Amis parisiens, combien de fois vous êtes-vous dit qu'il serait temps de quitter votre petit 2 pièces au loyer exorbitant pour vous installer dans une jolie maison (ou au moins, un appartement avec terrasse) en périphérie ?
Eva et Charles, la cinquantaine, ont sauté le pas : ils quittent leur appartement parisien pour un petit pavillon dans un lotissement (pardon, un "écoquartier", c'est plus chic) "aux confins de la ville" (c'est la manière attractive de dire "tu vas devoir te taper 45 minutes de RER collé-serré pour avoir le droit de te balader au Forum des Halles").
Là, on pourrait s'attendre à quelque chose d'assez humoristique, les bobos parisiens découvrant les us et coutumes des fameux "banlieusards" dont ils entendent parler sur France Inter mais qu'ils n'ont encore jamais vu en vrai. Une sorte de Voyage en terre inconnue. Mais non, rappelez-vous, on a dit qu'on était dans un écoquartier. Les parisiens y retrouvent donc d'autres parisiens prêts à tout pour passer le cap du compostage, quitte à acheter une maison dont le prix est en inadéquation totale avec la qualité des matériaux, et à vivre collés à ses voisins.
Car ce seront eux, les voisins, qui transformeront le rêve de Charles et Eva en cauchemar. A tel point qu'ils envisageront de revendre leur pavillon.

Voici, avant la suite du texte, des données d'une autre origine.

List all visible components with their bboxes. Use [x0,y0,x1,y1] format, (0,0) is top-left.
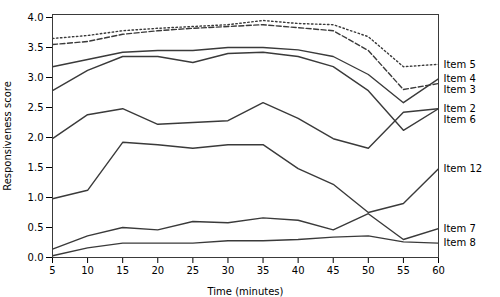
svg-text:Item 2: Item 2 [444,103,476,114]
svg-text:1.5: 1.5 [28,162,44,173]
svg-text:50: 50 [362,265,375,276]
svg-text:35: 35 [257,265,270,276]
svg-text:2.0: 2.0 [28,132,44,143]
svg-text:45: 45 [327,265,340,276]
svg-text:Responsiveness score: Responsiveness score [2,81,13,191]
svg-text:0.0: 0.0 [28,252,44,263]
svg-text:55: 55 [397,265,410,276]
svg-text:60: 60 [432,265,445,276]
svg-text:20: 20 [151,265,164,276]
svg-text:Item 4: Item 4 [444,73,476,84]
svg-text:Item 5: Item 5 [444,59,476,70]
svg-text:Time (minutes): Time (minutes) [207,286,284,297]
svg-text:2.5: 2.5 [28,102,44,113]
svg-text:1.0: 1.0 [28,192,44,203]
svg-text:Item 8: Item 8 [444,237,476,248]
svg-text:3.0: 3.0 [28,72,44,83]
svg-text:Item 7: Item 7 [444,223,476,234]
svg-text:Item 3: Item 3 [444,84,476,95]
svg-text:25: 25 [186,265,199,276]
svg-text:Item 12: Item 12 [444,163,483,174]
svg-text:40: 40 [292,265,305,276]
svg-text:5: 5 [49,265,55,276]
svg-text:10: 10 [81,265,94,276]
svg-text:15: 15 [116,265,129,276]
svg-text:30: 30 [222,265,235,276]
svg-text:3.5: 3.5 [28,42,44,53]
svg-text:4.0: 4.0 [28,12,44,23]
svg-text:Item 6: Item 6 [444,114,476,125]
svg-text:0.5: 0.5 [28,222,44,233]
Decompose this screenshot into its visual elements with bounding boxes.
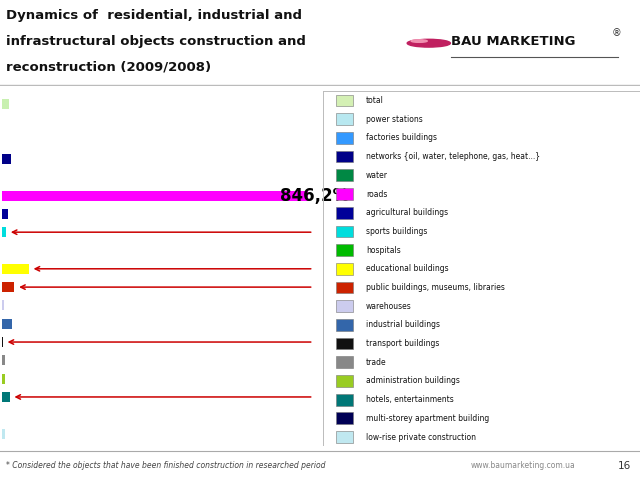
Bar xyxy=(336,431,353,443)
Bar xyxy=(2,264,29,274)
Text: factories buildings: factories buildings xyxy=(366,133,437,143)
Text: hotels, entertainments: hotels, entertainments xyxy=(366,395,454,404)
Text: industrial buildings: industrial buildings xyxy=(366,320,440,329)
Bar xyxy=(336,412,353,424)
Text: ®: ® xyxy=(611,28,621,38)
Text: roads: roads xyxy=(366,190,387,199)
Bar xyxy=(2,319,12,329)
Text: power stations: power stations xyxy=(366,115,422,124)
Text: trade: trade xyxy=(366,358,387,367)
Bar xyxy=(336,113,353,125)
Text: 16: 16 xyxy=(618,461,631,471)
Text: agricultural buildings: agricultural buildings xyxy=(366,208,448,217)
Text: www.baumarketing.com.ua: www.baumarketing.com.ua xyxy=(470,461,575,470)
Text: reconstruction (2009/2008): reconstruction (2009/2008) xyxy=(6,60,212,73)
Bar xyxy=(2,355,4,365)
Ellipse shape xyxy=(412,40,428,42)
Text: transport buildings: transport buildings xyxy=(366,339,439,348)
Bar xyxy=(336,95,353,107)
Text: warehouses: warehouses xyxy=(366,302,412,311)
Bar xyxy=(336,169,353,181)
Bar xyxy=(336,338,353,349)
Text: water: water xyxy=(366,171,388,180)
Bar xyxy=(336,244,353,256)
Bar xyxy=(336,375,353,387)
Bar xyxy=(2,154,11,164)
Bar xyxy=(2,282,15,292)
Text: administration buildings: administration buildings xyxy=(366,376,460,385)
Bar xyxy=(2,429,5,439)
Bar xyxy=(336,188,353,200)
Bar xyxy=(2,209,8,219)
Bar xyxy=(2,99,9,109)
Text: Dynamics of  residential, industrial and: Dynamics of residential, industrial and xyxy=(6,9,302,22)
Bar xyxy=(336,263,353,275)
Text: multi-storey apartment building: multi-storey apartment building xyxy=(366,414,489,423)
Bar xyxy=(336,282,353,293)
Bar xyxy=(336,151,353,163)
Bar xyxy=(336,132,353,144)
Bar xyxy=(336,357,353,368)
Text: low-rise private construction: low-rise private construction xyxy=(366,432,476,442)
Text: infrastructural objects construction and: infrastructural objects construction and xyxy=(6,35,307,48)
Bar xyxy=(336,207,353,218)
Text: networks {oil, water, telephone, gas, heat...}: networks {oil, water, telephone, gas, he… xyxy=(366,152,540,161)
Ellipse shape xyxy=(407,39,451,47)
Text: hospitals: hospitals xyxy=(366,246,401,254)
Bar xyxy=(2,300,4,311)
Bar xyxy=(2,337,3,347)
Bar xyxy=(336,319,353,331)
Text: total: total xyxy=(366,96,384,105)
Text: 846,2%: 846,2% xyxy=(280,187,349,204)
Bar xyxy=(2,392,10,402)
Text: sports buildings: sports buildings xyxy=(366,227,428,236)
Bar xyxy=(2,373,5,384)
Bar xyxy=(336,394,353,406)
Bar xyxy=(336,300,353,312)
Text: educational buildings: educational buildings xyxy=(366,264,449,273)
Bar xyxy=(2,191,308,201)
Text: public buildings, museums, libraries: public buildings, museums, libraries xyxy=(366,283,505,292)
Text: * Considered the objects that have been finished construction in researched peri: * Considered the objects that have been … xyxy=(6,461,326,470)
Text: BAU MARKETING: BAU MARKETING xyxy=(451,35,576,48)
Bar xyxy=(2,227,6,237)
Bar xyxy=(336,226,353,237)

Mais comment "bien" revendre (entendons par là : "comment revendre sans perdre d'argent") une maison achetée trop cher, à l'isolation défaillante, et dans un écoquartier ne tenant pas ses promesses ?
L'écriture de
Julia Deck est directe, précise, incisive, teintée d'ironie. Les petites mesquineries et l'individualisme de cette classe moyenne supérieure affichant de belles valeurs de solidarité et de fraternité sont pointés du doigt. L'extrait suivant l'illustre parfaitement :
"Les Lecoq s'étaient rapprochés des Durand-Dubreuil. Ils s'invitaient pour des apéritifs, on sentait qu'une alliance n'allait pas tarder à se former. Voguant vers les quarante ans, Inès conjuguait famille nombreuse et dynamique modernité. du matin au soir, elle s'ingéniait à réinventer les goûters d'anniversaire, la chandeleur, et toutes les occasions qui lui permettaient d'exhiber ses talents d'hôtesse. Lorsqu'elle était invitée, elle apportait toujours une bricole en provenance d'une "boutique géniale dans le Marais". Et, si la soirée devait se prolonger, elle faisait appel à la petite Benami pour garder sa progéniture, en n'oubliant jamais de lui confier du repassage afin de ne pas la payer à rien faire quand les enfants seraient au lit."
La satire sociale dérive, dans les 50 dernières pages, vers un pseudo-thriller sans queue ni tête, n'aboutissant à rien. Dommage, mais il est vrai que nous commencions un peu à tourner en rond dans les histoires de voisinage.